A minha filosofia como artista é científica. Nós somos cientistas da arte. Estamos buscando caminhos experimentais. Estamos
experimentando coisas agora que só vamos sedimentar daqui a 10 anos. Assim como os cientistas que especulam possibilidades, que buscam respostas, o que me interessa não é quem está no trilho do trem, mas quem está buscando trilhos novos.
Quantas pessoas trabalham na sua Companhia hoje?São 18 bailarinos, dois assistentes, vários professores, seis pessoas na produção e no setor financeiro, uma pessoa responsável pela documentação, um assessor de imprensa, um consultor jurídico. Contamos também com fisioterapeuta e ortopedista. No Centro de Movimento Deborah Colker, tem a escola e a companhia de dança. Temos uma colônia de férias maravilhosa e uma revista de artes para crianças.
A sua participação na cena artística brasileira transcende a dança: você tem incursões pelo teatro, pela TV, pelo circo, pelo cinema e até pelo desfile de escolas de samba do Rio. Existe alguma abordagem ou atividade que ainda não experimentou e à qual gostaria de se dedicar?Adoraria dirigir uma ópera. Seria um grande desafio. Nunca fiz. Mas até 2017 não posso fazer mais nada, porque estou envolvida com outros projetos até o pescoço.

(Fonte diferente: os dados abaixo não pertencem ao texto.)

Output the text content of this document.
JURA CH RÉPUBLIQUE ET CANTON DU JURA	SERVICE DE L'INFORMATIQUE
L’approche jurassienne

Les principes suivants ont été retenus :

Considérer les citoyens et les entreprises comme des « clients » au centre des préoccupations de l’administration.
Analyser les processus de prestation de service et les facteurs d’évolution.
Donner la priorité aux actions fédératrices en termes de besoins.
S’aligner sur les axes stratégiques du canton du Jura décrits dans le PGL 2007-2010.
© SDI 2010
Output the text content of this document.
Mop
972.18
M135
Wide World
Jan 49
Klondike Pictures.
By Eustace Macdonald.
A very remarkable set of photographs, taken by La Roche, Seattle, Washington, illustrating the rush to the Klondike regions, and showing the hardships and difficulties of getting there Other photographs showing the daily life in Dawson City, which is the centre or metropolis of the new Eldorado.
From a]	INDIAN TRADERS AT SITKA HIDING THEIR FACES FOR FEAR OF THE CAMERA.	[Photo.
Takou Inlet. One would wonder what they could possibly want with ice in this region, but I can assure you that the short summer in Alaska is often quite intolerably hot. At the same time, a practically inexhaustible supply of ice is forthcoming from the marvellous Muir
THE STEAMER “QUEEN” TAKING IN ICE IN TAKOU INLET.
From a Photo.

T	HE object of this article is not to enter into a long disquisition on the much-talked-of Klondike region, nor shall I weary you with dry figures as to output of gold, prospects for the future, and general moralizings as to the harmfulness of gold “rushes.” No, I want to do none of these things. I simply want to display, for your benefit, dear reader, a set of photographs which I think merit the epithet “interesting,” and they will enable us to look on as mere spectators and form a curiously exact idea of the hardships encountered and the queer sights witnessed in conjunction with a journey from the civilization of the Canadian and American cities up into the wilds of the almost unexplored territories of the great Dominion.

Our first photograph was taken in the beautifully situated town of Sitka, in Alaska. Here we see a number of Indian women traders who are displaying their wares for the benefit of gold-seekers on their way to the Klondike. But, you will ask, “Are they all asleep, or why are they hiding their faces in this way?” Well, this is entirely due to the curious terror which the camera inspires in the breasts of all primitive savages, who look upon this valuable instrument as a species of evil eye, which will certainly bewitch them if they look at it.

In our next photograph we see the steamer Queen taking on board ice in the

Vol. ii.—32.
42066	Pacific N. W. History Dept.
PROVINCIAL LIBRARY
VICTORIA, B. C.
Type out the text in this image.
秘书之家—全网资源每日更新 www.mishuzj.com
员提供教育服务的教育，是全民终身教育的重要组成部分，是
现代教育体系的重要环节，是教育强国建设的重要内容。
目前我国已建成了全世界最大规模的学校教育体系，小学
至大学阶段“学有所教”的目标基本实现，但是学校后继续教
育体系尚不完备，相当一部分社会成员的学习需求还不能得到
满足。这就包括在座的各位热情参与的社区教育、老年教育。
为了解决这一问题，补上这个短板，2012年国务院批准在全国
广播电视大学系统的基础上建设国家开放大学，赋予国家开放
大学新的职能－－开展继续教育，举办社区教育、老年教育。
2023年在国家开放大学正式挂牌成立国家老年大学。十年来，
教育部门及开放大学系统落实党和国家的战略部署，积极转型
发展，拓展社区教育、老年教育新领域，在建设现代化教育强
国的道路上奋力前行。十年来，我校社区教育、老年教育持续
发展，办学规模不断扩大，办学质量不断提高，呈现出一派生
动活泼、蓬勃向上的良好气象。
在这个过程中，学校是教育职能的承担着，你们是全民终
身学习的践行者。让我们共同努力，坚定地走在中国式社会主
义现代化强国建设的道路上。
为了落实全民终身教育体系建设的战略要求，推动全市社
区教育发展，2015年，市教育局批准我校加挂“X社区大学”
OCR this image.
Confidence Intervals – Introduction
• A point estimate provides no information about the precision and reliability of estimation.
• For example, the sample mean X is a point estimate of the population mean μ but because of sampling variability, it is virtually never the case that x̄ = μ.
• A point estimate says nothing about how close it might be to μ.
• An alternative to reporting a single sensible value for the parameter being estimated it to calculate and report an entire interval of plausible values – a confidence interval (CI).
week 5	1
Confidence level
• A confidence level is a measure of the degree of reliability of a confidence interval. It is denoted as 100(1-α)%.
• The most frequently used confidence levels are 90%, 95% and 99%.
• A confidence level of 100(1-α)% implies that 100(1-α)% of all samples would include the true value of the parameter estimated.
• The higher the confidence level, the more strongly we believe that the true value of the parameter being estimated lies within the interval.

Você já está trabalhando no seu próximo projeto? Poderia nos adiantar o que pretende fazer no próximo ano?Está muito cedo para falar. Mas tenho um novo desafio, que é trabalhar com um autor nacional, um poeta superrigoroso, o João Cabral de Melo Neto. A gente chamou o professor Antonio Secchin, catedrático da ABL [Academia Brasileira de Letras], que escreveu um livro sobre João Cabral e nos deu três aulas sobre ele. Já estamos em contato com a família de João Cabral. Ele era apaixonado por dança flamenca e escreveu Cão sem plumas quando era embaixador em Barcelona [Espanha]. Começamos a estudar Cão sem plumas, a fazer algumas improvisações, a pensar qual é o caminho que a gente vai escolher para mergulhar no rio Capibaribe, para entender como o João Cabral trata o cão sem plumas, que somos nós, os seres humanos.